Retomo ahora el hilo de mi penúltima columna, titulada “Detalles de una historia escabrosa”. Pero en función de una clara comprensión secuencial de esta complicada madeja de hechos verídicos (que me fue relatada por varios de sus de sus protagonistas, incluyendo a Carlos Rico, y que luego he ido confirmando en diversas fuentes documentales), recomiendo consultar la mencionada columna, publicada el pasado 18 de mayo, y que consta en los archivos electrónicos de este periódico.
Escrito por Geovani Galeas. 01 de Junio. Tomado de La Prensa Gráfica.
Como era de esperarse, Carlos Rico se quedó de una pieza cuando los agentes de la seguridad cubana le dijeron que el poeta Roque Dalton ya no residía en Cuba, que había desertado de las filas revolucionarias y que estaba trabajando para el enemigo. Ese solo hecho lo convertía a él mismo en sospechoso, y en consecuencia los interrogatorios a los que estaba siendo sometido se intensificaron.
Los cubanos querían saber detalles específicos sobre la guerrilla a la que Rico pertenecía, sobre todo lo relativo a su estructura de mando, pero él insistía en que por razones de la compartimentación que exigía la clandestinidad, todo su conocimiento se limitaba a los pseudónimos de los seis o siete miembros de su célula, cuyo jefe era Roberto Roca, pues en la organización solo se tenía que saber aquello que era útil para la operatividad concreta, y nada más.

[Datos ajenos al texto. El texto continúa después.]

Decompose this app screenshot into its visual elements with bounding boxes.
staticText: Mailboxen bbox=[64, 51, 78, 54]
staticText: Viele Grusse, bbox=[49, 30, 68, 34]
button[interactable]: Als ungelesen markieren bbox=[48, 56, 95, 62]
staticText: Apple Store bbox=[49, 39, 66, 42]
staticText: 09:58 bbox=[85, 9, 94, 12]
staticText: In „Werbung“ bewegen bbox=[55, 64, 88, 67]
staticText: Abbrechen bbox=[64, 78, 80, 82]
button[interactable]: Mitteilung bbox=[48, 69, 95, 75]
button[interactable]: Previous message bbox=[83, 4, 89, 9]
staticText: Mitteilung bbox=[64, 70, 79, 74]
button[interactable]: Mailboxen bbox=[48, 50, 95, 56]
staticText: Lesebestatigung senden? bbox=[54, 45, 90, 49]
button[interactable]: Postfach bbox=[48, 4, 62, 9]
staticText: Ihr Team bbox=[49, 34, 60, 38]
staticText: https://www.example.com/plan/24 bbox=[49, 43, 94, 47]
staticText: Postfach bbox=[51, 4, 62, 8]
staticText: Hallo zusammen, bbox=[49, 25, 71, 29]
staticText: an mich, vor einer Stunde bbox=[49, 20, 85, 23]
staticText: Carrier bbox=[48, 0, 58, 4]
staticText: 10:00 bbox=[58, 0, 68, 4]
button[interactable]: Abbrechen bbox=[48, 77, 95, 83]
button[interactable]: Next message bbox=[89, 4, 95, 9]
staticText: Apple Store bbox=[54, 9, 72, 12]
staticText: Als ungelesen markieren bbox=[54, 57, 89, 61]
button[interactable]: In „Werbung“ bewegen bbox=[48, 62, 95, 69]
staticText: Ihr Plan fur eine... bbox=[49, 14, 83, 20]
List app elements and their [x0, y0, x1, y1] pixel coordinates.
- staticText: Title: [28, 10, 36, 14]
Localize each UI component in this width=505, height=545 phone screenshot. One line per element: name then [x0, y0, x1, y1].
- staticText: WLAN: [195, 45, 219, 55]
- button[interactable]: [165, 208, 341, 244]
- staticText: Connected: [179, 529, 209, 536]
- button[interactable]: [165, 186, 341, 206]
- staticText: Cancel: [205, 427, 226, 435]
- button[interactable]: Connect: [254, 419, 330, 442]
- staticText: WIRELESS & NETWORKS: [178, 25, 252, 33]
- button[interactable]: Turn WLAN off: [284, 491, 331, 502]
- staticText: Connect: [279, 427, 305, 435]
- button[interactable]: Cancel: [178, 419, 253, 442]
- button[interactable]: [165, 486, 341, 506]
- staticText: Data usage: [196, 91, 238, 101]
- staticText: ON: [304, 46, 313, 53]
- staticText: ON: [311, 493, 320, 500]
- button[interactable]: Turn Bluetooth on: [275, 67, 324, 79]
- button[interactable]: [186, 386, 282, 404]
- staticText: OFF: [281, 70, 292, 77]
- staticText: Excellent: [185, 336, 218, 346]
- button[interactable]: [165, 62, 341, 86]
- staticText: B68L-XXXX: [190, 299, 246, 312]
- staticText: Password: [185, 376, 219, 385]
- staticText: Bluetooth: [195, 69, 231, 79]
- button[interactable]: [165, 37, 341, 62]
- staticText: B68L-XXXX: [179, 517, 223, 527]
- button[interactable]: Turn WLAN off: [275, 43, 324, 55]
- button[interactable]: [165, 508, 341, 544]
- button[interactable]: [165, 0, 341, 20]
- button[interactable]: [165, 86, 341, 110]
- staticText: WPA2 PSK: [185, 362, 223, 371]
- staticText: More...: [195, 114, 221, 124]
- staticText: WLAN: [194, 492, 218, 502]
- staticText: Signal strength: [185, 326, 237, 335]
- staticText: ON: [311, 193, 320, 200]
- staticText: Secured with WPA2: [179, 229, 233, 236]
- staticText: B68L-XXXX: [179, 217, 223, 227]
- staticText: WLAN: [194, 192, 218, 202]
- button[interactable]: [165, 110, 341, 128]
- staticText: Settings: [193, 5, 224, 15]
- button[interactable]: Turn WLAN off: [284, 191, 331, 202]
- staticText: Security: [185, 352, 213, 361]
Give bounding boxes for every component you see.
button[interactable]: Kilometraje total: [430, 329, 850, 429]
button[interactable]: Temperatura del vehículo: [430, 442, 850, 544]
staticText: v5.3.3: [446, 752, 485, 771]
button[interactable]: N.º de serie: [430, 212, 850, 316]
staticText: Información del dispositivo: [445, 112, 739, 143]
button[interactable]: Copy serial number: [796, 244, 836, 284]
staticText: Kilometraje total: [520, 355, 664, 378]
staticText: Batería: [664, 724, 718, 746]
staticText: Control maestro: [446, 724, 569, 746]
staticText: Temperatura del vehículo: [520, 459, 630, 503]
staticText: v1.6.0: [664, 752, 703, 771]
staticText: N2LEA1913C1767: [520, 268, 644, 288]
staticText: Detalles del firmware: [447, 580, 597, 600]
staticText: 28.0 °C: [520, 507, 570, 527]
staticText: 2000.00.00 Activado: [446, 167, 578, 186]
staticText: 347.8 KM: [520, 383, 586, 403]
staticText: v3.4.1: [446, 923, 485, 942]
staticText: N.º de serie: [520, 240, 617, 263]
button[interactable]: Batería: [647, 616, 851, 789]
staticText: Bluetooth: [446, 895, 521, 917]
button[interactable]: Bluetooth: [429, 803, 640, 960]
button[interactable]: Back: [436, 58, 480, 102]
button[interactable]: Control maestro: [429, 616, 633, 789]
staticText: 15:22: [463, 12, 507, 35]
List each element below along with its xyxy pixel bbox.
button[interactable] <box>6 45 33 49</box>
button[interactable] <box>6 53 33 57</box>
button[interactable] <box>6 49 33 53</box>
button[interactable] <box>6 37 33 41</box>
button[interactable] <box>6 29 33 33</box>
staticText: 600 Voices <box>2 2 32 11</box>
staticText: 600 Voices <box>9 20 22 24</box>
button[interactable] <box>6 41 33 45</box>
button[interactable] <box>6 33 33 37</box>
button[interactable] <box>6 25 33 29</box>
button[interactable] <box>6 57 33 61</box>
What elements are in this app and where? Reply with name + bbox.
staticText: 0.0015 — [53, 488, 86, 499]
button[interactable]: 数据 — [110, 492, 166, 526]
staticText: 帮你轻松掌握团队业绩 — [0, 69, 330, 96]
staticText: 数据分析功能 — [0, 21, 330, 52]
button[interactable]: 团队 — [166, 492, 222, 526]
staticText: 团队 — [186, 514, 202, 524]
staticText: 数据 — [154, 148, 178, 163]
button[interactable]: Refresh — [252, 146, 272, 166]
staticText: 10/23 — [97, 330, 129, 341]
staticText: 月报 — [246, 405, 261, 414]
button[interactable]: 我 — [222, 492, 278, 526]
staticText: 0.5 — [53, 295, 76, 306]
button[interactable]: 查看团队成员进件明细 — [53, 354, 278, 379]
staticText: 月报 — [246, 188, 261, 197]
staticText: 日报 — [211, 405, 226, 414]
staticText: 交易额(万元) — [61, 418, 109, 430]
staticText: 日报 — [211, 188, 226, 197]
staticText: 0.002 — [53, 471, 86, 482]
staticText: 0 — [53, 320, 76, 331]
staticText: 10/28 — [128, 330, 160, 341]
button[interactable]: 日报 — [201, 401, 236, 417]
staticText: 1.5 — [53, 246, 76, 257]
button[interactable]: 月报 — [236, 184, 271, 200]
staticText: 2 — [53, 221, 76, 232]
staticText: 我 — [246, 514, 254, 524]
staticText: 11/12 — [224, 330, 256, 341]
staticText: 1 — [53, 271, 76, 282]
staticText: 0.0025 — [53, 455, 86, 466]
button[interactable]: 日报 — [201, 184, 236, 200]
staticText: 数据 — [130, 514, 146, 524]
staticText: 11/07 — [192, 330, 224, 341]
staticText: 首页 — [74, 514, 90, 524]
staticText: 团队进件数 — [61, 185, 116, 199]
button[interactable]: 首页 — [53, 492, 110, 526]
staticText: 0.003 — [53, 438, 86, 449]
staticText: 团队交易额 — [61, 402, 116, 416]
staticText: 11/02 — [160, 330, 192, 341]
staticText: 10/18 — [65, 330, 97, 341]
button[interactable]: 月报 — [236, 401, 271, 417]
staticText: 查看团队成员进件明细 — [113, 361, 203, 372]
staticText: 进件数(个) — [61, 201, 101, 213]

Lo único evidente para Rico, al considerar las preguntas más incisivas y reiteradas que se le hacían, era que los cubanos tenían una profunda desconfianza de su organización, y que esa desconfianza tenía algo que ver con una presunta y para él increíble infiltración policial en la génesis misma de la insurgencia armada salvadoreña. El punto más crítico, además de la situación planteada en torno a Roque Dalton, era que mientras Rico afirmaba que su jefe máximo era el doctor Fabio Castillo Figueroa, los cubanos parecían convencidos de que eso era falso por completo.
También insistían en que el secuestro y posterior asesinato del empresario Ernesto Regalado Dueñas, realizado en San Salvador en febrero de 1971 y atribuido a la guerrilla, en realidad habría sido perpetrado por la policía pero en combinación con algunos de los compañeros y jefes de Rico. Este porfiaba en que ni él ni la organización habían tenido nada que ver con ese hecho, pero sus captores no estaban dispuestos a creerle, y apretaban cada día más.
Total, Carlos Rico pasó la navidad de 1972 en la cárcel y bajo severos interrogatorios. Fue hasta la primera semana de enero de 1973 cuando le comunicaron de manera sorpresiva que todo había sido una confusión ya superada y que por tanto quedaba en libertad. Ahí mismo, en la oficina de la estación policial lo estaba esperando un hombre que, según le explicaron, era quien había aclarado el malentendido.
Se trataba de un tipo de estatura mediana, delgado pero fibroso, de unos 35 años o poco más. Rico no tenía ni la más remota idea de quién podía ser ese fulano, pero el desconocido lo abrazó con efusión y calidez, y le dijo con inconfundible acento salvadoreño: “Véngase, bachiller, olvídese de esto y vamos a enzaguanarnos un par de tapirulazos, que la guerra es larga y penosa y tiene pausas, porque si no, quién la aguanta, compañero”.
Acto seguido lo llevó al Hotel Capri, donde Rico se alojaría temporalmente. Ya en la habitación, Rico se apresuró a preguntarle quién diablos era. “Soy Roque Dalton”, contestó el hombre. Rico no conocía personalmente al ya célebre poeta, pero sí había visto muchas fotografías suyas. Y el hombre que tenía enfrente en ese momento, estaba seguro, definitivamente no era Roque Dalton.